David
David

Reputation: 31

Magento - Automated deployments

Are there any automated depoloyment tools out there for Magento sites?

If not does anyone have any best practices so to speak for maintaining and deploying Magento builds across local, staging and products?

Upvotes: 3

Views: 1443

Answers (5)

Tetiana
Tetiana

Reputation: 323

You can try the packaged Magento that is automatically deployed with a help of Jelastic PaaS https://github.com/jelastic-jps/magento/tree/master/magento

You can get it pre-configured and installed with NGINX or LiteSpeed server and MariaDB.

After customization, you can clone the whole environment in order to get similar replicas for dev, test, stage and production. And when all needed changes are done on the cloned environment, you can just swap domains with current production and thus make the updated version available.

Or you can set up automated update process from Git/SVN.

Upvotes: 1

B00MER
B00MER

Reputation: 5491

Been using Git lately, so far liking it much more than SVN, this same flow could be applied to SVN as well I believe:

Git Breakdown I try to follow

More details: http://nvie.com/posts/a-successful-git-branching-model/

Currently having, a local VM with a base install of Magento to setup for projects to roll out to new developers is the best approach I think.

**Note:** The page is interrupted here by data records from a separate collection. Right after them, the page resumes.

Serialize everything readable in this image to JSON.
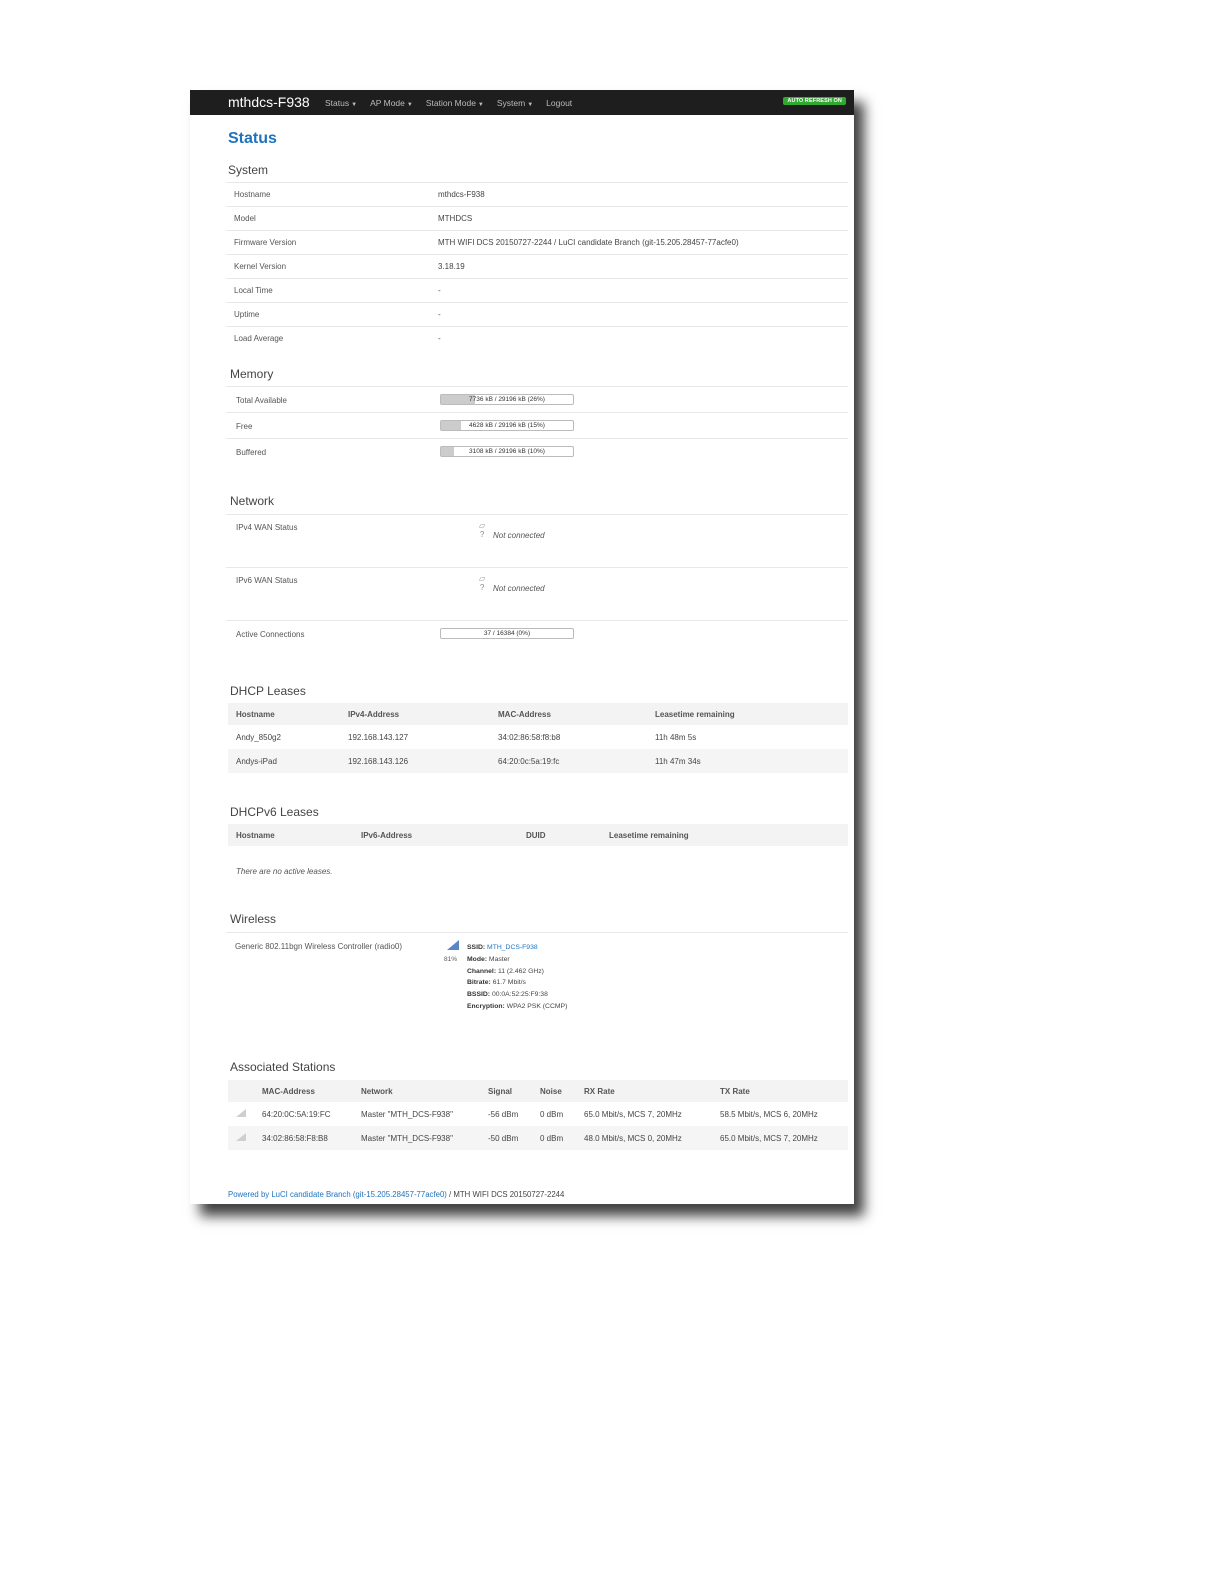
{
  "navbar": {
    "brand": "mthdcs-F938",
    "items": [
      "Status",
      "AP Mode",
      "Station Mode",
      "System",
      "Logout"
    ],
    "auto_refresh": "AUTO REFRESH ON"
  },
  "page_title": "Status",
  "system": {
    "title": "System",
    "rows": [
      {
        "label": "Hostname",
        "value": "mthdcs-F938"
      },
      {
        "label": "Model",
        "value": "MTHDCS"
      },
      {
        "label": "Firmware Version",
        "value": "MTH WIFI DCS 20150727-2244 / LuCI candidate Branch (git-15.205.28457-77acfe0)"
      },
      {
        "label": "Kernel Version",
        "value": "3.18.19"
      },
      {
        "label": "Local Time",
        "value": "-"
      },
      {
        "label": "Uptime",
        "value": "-"
      },
      {
        "label": "Load Average",
        "value": "-"
      }
    ]
  },
  "memory": {
    "title": "Memory",
    "rows": [
      {
        "label": "Total Available",
        "text": "7736 kB / 29196 kB (26%)",
        "percent": 26
      },
      {
        "label": "Free",
        "text": "4628 kB / 29196 kB (15%)",
        "percent": 15
      },
      {
        "label": "Buffered",
        "text": "3108 kB / 29196 kB (10%)",
        "percent": 10
      }
    ]
  },
  "network": {
    "title": "Network",
    "ipv4_label": "IPv4 WAN Status",
    "ipv4_status": "Not connected",
    "ipv6_label": "IPv6 WAN Status",
    "ipv6_status": "Not connected",
    "icon_glyph": "?",
    "active_label": "Active Connections",
    "active_text": "37 / 16384 (0%)",
    "active_percent": 0
  },
  "dhcp": {
    "title": "DHCP Leases",
    "headers": [
      "Hostname",
      "IPv4-Address",
      "MAC-Address",
      "Leasetime remaining"
    ],
    "rows": [
      [
        "Andy_850g2",
        "192.168.143.127",
        "34:02:86:58:f8:b8",
        "11h 48m 5s"
      ],
      [
        "Andys-iPad",
        "192.168.143.126",
        "64:20:0c:5a:19:fc",
        "11h 47m 34s"
      ]
    ]
  },
  "dhcpv6": {
    "title": "DHCPv6 Leases",
    "headers": [
      "Hostname",
      "IPv6-Address",
      "DUID",
      "Leasetime remaining"
    ],
    "empty": "There are no active leases."
  },
  "wireless": {
    "title": "Wireless",
    "device": "Generic 802.11bgn Wireless Controller (radio0)",
    "signal_pct": "81%",
    "ssid_key": "SSID:",
    "ssid": "MTH_DCS-F938",
    "mode_key": "Mode:",
    "mode": "Master",
    "channel_key": "Channel:",
    "channel": "11 (2.462 GHz)",
    "bitrate_key": "Bitrate:",
    "bitrate": "61.7 Mbit/s",
    "bssid_key": "BSSID:",
    "bssid": "00:0A:52:25:F9:38",
    "encryption_key": "Encryption:",
    "encryption": "WPA2 PSK (CCMP)"
  },
  "stations": {
    "title": "Associated Stations",
    "headers": [
      "MAC-Address",
      "Network",
      "Signal",
      "Noise",
      "RX Rate",
      "TX Rate"
    ],
    "rows": [
      [
        "64:20:0C:5A:19:FC",
        "Master \"MTH_DCS-F938\"",
        "-56 dBm",
        "0 dBm",
        "65.0 Mbit/s, MCS 7, 20MHz",
        "58.5 Mbit/s, MCS 6, 20MHz"
      ],
      [
        "34:02:86:58:F8:B8",
        "Master \"MTH_DCS-F938\"",
        "-50 dBm",
        "0 dBm",
        "48.0 Mbit/s, MCS 0, 20MHz",
        "65.0 Mbit/s, MCS 7, 20MHz"
      ]
    ]
  },
  "footer": {
    "link": "Powered by LuCI candidate Branch (git-15.205.28457-77acfe0)",
    "rest": " / MTH WIFI DCS 20150727-2244"
  },
  "colors": {
    "accent": "#1e73be",
    "navbar": "#1e1e1e",
    "refresh_badge": "#2faa2f"
  }
}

Most of us just use NetBeans inside the VM and use git pull/pushes as well as some custom build modules for deployment to all of our usual environments: local, integration, UAT, and production. Production or Integration is usually our system of record database wise.

Here is a base .gitignore file to start off with: https://github.com/github/gitignore/blob/master/Magento.gitignore

A simple Git Deployment: http://ryanflorence.com/simple-git-deployment/

Upvotes: 1

clockworkgeek
clockworkgeek

Reputation: 37700

This is how I've been working for the past few months and it works pretty well for me.

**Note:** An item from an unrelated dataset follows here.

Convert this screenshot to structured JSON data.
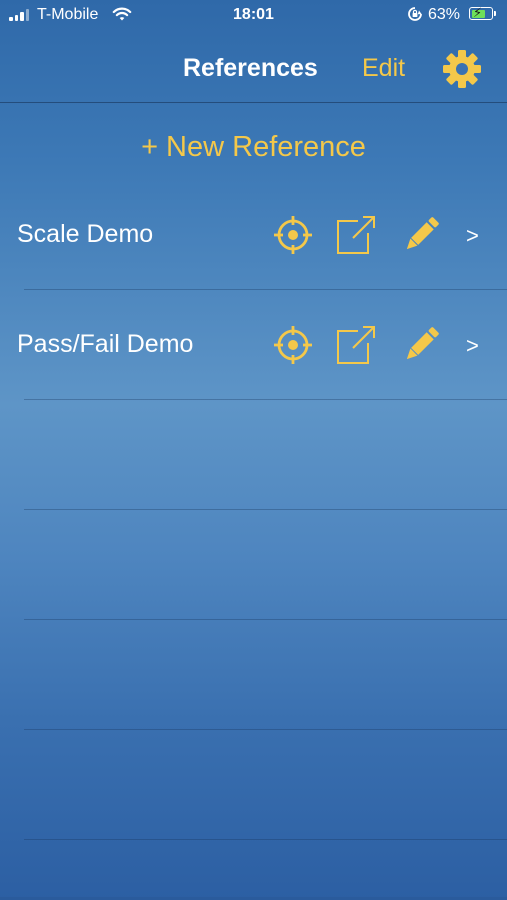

  • Install SVN on your server. Or get your host to do it. Or choose a host with SVN in place. Or git.
    or
    Use Springloops.
  • The 'trunk' is your live site.
  • Branches are for staging. Set up the webserver to treat these folders as subdomains.
  • The live database is regularly copied to branches. This refreshes the data for testing. (Consider anonymizing sales & customer data)
  • Each repository has it's own "app/etc/local.xml" file. Mark these with SVN:ignore so that one will not upset another.
  • Also SVN:ignore the "media" and "var" directories.
  • Each dev has a local webserver for working on. When they finish a change it is deployed to a branch ready for QA.
  • Nobody except the lead dev is allowed to merge branches to trunk on pain of death!

This means changes in code bubble up to the live site. Copies of the database bubble down to devs. Sometimes copies of the "media" dir are copied downwards as well. Extensions and upgrades are tested on branches too, I dislike using the Connect Manager on a live site.

Upvotes: 1

Gabriel Spiteri
Gabriel Spiteri

Reputation: 4978

We use SVN for very large scale projects. Almost any hosting service for your staging and product environments will be able to provide you with an SVN client to maintain sync with your repository.

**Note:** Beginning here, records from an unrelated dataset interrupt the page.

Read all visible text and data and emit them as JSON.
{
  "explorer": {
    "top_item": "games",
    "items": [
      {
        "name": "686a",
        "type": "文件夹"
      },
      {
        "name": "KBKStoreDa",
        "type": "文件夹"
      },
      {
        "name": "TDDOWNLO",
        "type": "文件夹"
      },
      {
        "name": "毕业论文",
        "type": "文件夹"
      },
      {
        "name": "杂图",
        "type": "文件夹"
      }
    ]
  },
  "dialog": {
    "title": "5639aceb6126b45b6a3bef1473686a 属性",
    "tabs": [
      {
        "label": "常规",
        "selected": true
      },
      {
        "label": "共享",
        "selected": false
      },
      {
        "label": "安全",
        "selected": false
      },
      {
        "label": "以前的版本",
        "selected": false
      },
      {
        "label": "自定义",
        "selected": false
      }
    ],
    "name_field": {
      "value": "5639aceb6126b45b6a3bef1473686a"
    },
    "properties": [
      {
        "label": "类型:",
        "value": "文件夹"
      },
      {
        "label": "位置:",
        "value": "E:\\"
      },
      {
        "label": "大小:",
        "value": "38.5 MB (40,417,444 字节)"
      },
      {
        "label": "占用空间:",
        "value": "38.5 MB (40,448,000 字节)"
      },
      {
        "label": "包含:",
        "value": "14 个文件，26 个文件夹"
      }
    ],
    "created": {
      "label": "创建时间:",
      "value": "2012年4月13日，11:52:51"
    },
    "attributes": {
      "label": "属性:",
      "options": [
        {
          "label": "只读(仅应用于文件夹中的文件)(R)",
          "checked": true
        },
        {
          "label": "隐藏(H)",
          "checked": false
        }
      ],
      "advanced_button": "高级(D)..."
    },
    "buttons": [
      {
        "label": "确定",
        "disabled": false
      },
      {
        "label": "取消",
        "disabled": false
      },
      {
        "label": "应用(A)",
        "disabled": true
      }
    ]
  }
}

Never heard of any automated deployment tools for Magento.

Upvotes: 0

Bosworth99
Bosworth99

Reputation: 4244

I'm in the early stages of my first magento site. Its a big project, and my team and I have been discussing this very issue. We've seriously considered using a Git repository to maintain versioning across local, staging and live servers. Here is a good article on the subject. Its obviously focused on Wordpress, but I think the workflow would be almost identical.

And to answer your first question, I know of nothing automated.